The big companies understand this and capitalize on the opportunity and eventually give the consumer fewer choices. The skilled or unskilled work as well are left with fewer choices for places to work. So, they, if they decide to work, settle for the employer with the better wage, better benefits and better working conditions. The smaller employers get left with what’s left.
We are in a country that was built on a strong work ethic. For generation people toiled, struggled, pinched pennies and always did their best to scrape out a living for their families and give their offspring a better life than they had.
I’m not sure if that is the case anymore. Maybe many have resigned themselves to the fact that things are too expensive. Real Estate is too high, going out for dinner is too expensive. Life costs too much. So, they just do what needs to be done to get by.
I don’t know many co-workers or employees who want to put the extra effort (whatever that looks like) into helping their employer’s business succeed. Nor do I know of many employers who are willing to pay the extra dollars to keep a willing and eager employee.
Maybe I’m missing something here. Maybe those days are gone and its ‘ every man for himself’.
A solid, willing, dependable employee can make a big impact on a business. They are eager to help. Solve problems, create new ideas and solutions. Regardless of their education. The asset is their willingness.
As well, an employer who is willing to encourage, mentor and yes pay an employee a little more money in exchange for reliability, dependability and longevity will surely benefit.
Yes, we do have to keep an eye on operating expenses. But let’s not overlook two important things.
As a potential employer, stop looking a potential employee as detriment to your operating cost and start looking at the individual as a potential asset.

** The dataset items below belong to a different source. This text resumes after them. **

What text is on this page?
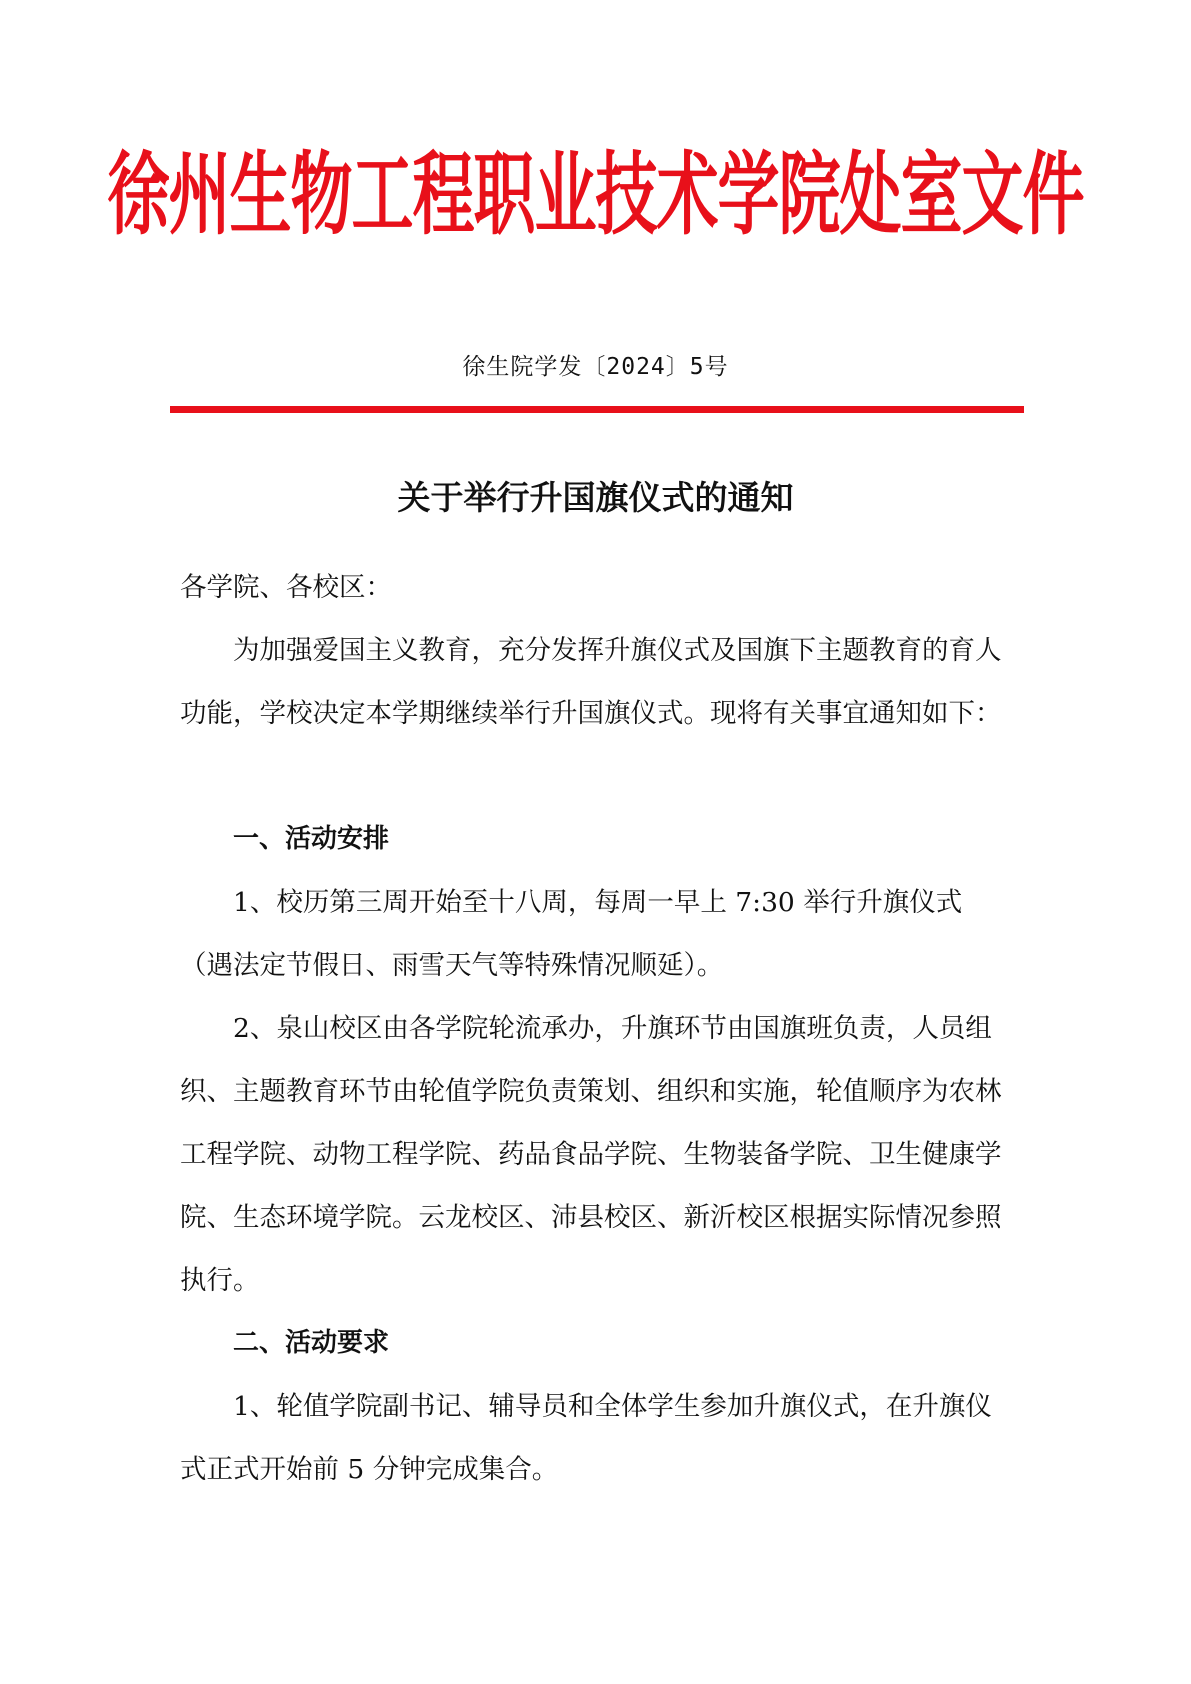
徐州生物工程职业技术学院处室文件
徐生院学发〔2024〕5号
关于举行升国旗仪式的通知

各学院、各校区：

为加强爱国主义教育，充分发挥升旗仪式及国旗下主题教育的育人功能，学校决定本学期继续举行升国旗仪式。现将有关事宜通知如下：

一、活动安排

1、校历第三周开始至十八周，每周一早上 7:30 举行升旗仪式（遇法定节假日、雨雪天气等特殊情况顺延）。

2、泉山校区由各学院轮流承办，升旗环节由国旗班负责，人员组织、主题教育环节由轮值学院负责策划、组织和实施，轮值顺序为农林工程学院、动物工程学院、药品食品学院、生物装备学院、卫生健康学院、生态环境学院。云龙校区、沛县校区、新沂校区根据实际情况参照执行。

二、活动要求

1、轮值学院副书记、辅导员和全体学生参加升旗仪式，在升旗仪式正式开始前 5 分钟完成集合。
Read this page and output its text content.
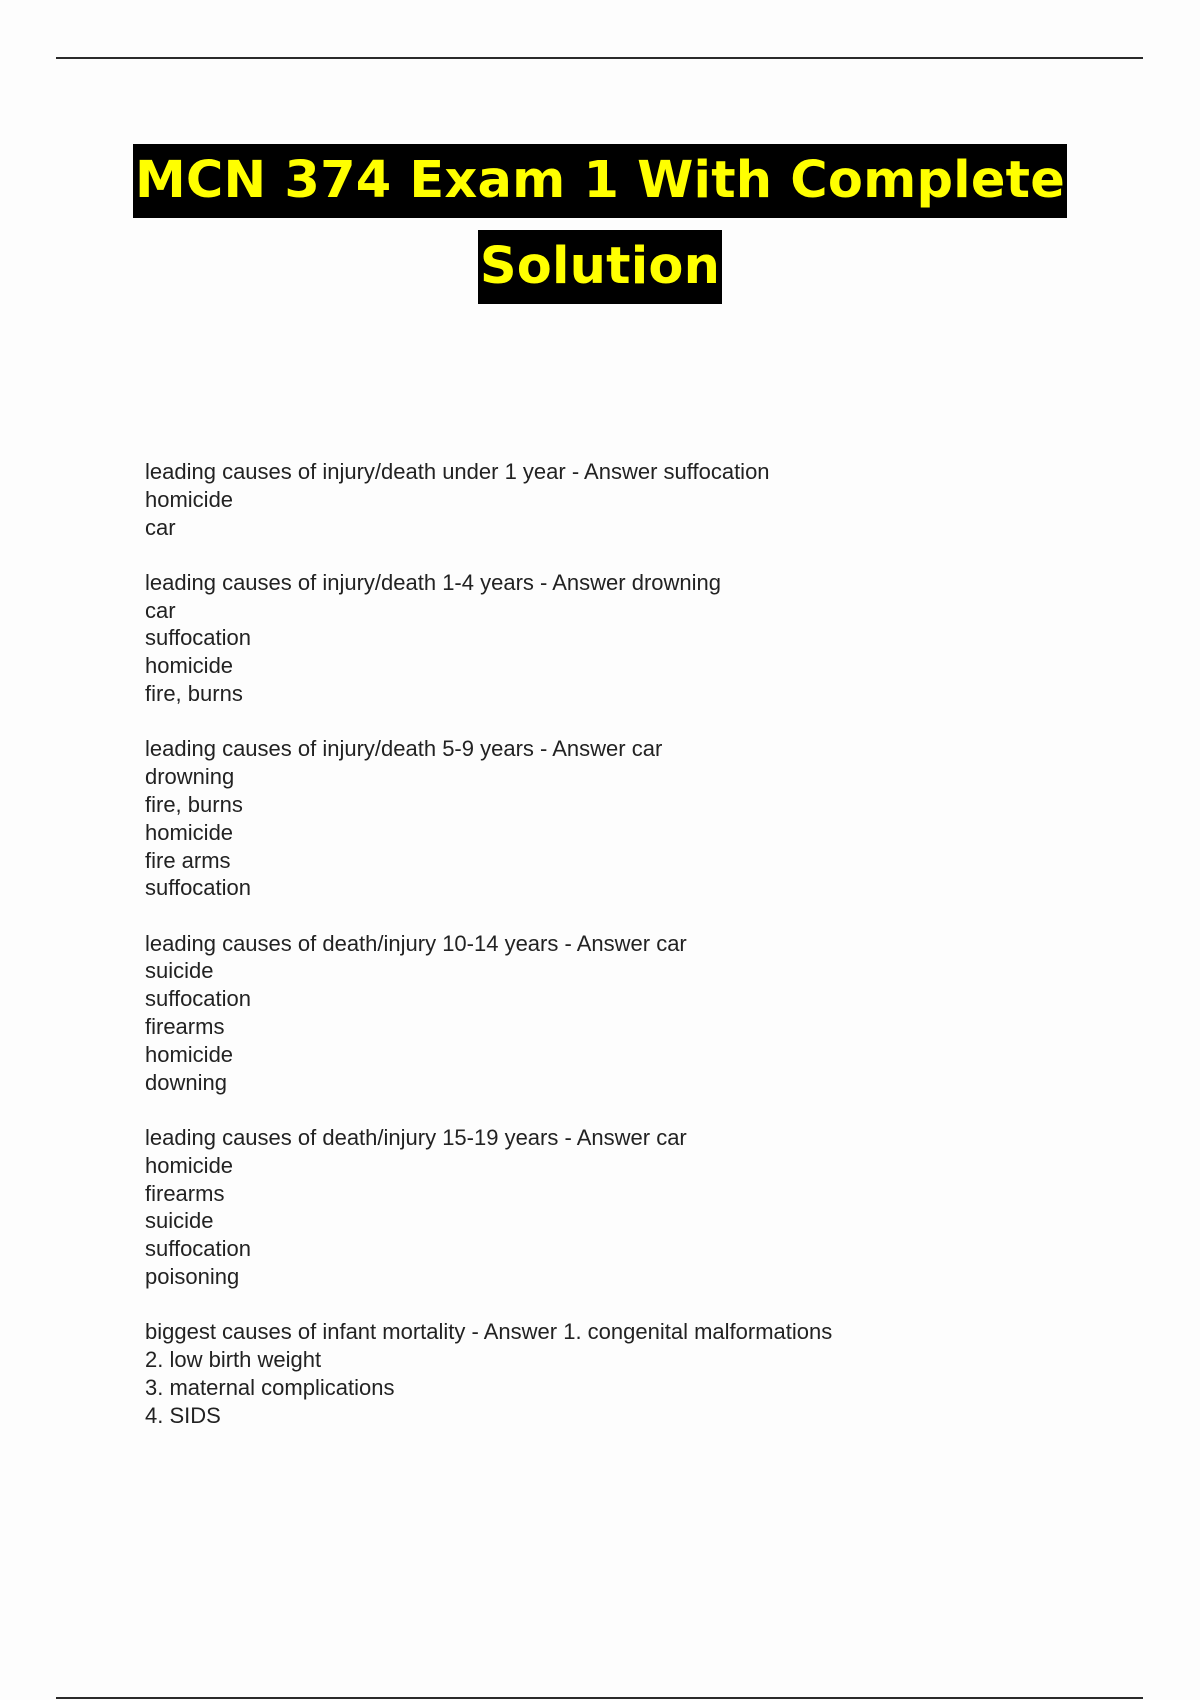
MCN 374 Exam 1 With Complete
Solution
leading causes of injury/death under 1 year - Answer suffocation
homicide
car
leading causes of injury/death 1-4 years - Answer drowning
car
suffocation
homicide
fire, burns
leading causes of injury/death 5-9 years - Answer car
drowning
fire, burns
homicide
fire arms
suffocation
leading causes of death/injury 10-14 years - Answer car
suicide
suffocation
firearms
homicide
downing
leading causes of death/injury 15-19 years - Answer car
homicide
firearms
suicide
suffocation
poisoning
biggest causes of infant mortality - Answer 1. congenital malformations
2. low birth weight
3. maternal complications
4. SIDS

And as a potential employee. Stop reaching for the short term gain you think you can get by working for this or that company. Start looking at potential jobs as opportunities for stability, growth and development.
This perfect storm if allowed to continue will in no doubt have very negative affects on all areas of economy, standards of living, quality of live, education and last but not least mental health.
If all you as an employer can pay is minimum wage get creative. Come up with concessions or perks to help potential employees want to stay.
If you as a potential employee are wanting just the money and its not out there, look at what other value you can bring to an employer that may pay off in the long run.
At the end of the day, neither employer or employee will get far bitching about how cheap the boss is or how undependable the employee is. Work it out. Talk. Solve it. That’s what people in this country do. They must continue to do.
The alterative is a wasteland of good intentions, hopes and dreams dashed by greed, self centerless and “blame the other guy” mentality.
Dust them work boots off, roll up the sleeves A firm handshake and a bit of hope is all it takes.